Cliente: Privato
Anno: 2025
Materiali: Geopolimeri + Tessuto
Dimensioni: Standard, varie
Categoria progetto: Product Design Arredamento, Prototipo
Nome Progetto: LITO
Design Team: Vincenzo Di Bari (Progettista)
MENZIONI / RICONOSCIMENTI
LITO è una poltroncina che nasce dall’idea di un design essenziale, modulare e riconoscibile, pensata per adattarsi a diversi contesti, con una presenza scultorea e una logica costruttiva semplice e intelligente.
Il nome LITO deriva dal termine greco antico lithos, che significa “pietra”. Un riferimento che non è solo simbolico, ma anche materiale: la struttura è infatti realizzata in geopolimero a base di argilla, una sorta di pietra contemporanea, resistente e modellabile.
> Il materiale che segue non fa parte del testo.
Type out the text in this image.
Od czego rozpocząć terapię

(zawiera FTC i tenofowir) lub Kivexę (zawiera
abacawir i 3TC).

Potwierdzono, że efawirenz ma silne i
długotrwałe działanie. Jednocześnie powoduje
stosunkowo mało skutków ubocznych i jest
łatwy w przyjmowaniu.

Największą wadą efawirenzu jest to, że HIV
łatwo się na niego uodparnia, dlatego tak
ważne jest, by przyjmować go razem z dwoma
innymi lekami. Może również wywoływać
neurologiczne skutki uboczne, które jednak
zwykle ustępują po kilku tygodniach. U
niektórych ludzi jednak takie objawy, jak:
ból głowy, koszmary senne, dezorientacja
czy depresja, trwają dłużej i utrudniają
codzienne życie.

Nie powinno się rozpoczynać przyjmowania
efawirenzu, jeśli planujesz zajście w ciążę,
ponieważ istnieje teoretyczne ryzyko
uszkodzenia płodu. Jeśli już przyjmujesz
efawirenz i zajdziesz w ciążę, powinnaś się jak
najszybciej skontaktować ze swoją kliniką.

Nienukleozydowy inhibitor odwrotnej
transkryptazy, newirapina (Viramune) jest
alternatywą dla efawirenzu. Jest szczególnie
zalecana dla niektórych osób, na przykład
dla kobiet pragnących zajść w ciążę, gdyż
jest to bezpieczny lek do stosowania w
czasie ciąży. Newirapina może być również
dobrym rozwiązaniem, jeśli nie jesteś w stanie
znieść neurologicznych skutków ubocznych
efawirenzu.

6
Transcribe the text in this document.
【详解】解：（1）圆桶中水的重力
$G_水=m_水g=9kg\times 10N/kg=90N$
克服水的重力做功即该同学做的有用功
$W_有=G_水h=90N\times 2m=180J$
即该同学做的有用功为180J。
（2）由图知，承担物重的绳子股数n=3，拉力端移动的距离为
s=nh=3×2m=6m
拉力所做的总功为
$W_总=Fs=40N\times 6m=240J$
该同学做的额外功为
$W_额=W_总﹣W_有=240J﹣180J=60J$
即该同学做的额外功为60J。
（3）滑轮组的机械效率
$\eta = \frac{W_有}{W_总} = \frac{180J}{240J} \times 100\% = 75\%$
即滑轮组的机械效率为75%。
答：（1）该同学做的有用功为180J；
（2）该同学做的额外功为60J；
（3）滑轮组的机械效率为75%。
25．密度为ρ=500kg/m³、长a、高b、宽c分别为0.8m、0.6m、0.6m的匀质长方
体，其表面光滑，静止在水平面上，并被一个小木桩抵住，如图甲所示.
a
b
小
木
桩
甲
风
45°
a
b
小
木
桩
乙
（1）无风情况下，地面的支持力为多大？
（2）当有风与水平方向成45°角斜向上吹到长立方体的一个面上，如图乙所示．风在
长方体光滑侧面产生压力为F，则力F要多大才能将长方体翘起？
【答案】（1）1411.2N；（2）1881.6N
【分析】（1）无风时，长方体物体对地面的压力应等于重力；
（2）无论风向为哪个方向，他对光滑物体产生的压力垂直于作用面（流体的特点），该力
Il nome richiama così la solidità, la durabilità e l’essenza scultorea del progetto.
Alla base di ogni progetto di design c’è una riflessione sui materiali, spesso ancora prima della definizione della forma. Per un arredamento sostenibile, è fondamentale considerare soluzioni innovative capaci di ridurre l’impatto ambientale e semplificare i processi produttivi.
I geopolimeri a base di argilla rappresentano un esempio concreto in questa direzione: materiali inorganici che si stanno affermando come alternativa ai leganti cementizi tradizionali. Composti da una rete tridimensionale di unità [AlO₄]⁻ e [SiO₄]⁻, offrono elevata resistenza meccanica, stabilità termica e basso impatto ambientale, grazie alla ridotta energia necessaria per la loro produzione.
Da questa riflessione nasce l’idea della poltroncina LITO: un oggetto d’arredo che integra forma e funzione, realizzato con un materiale contemporaneo, sostenibile e capace di dare corpo a un linguaggio formale essenziale.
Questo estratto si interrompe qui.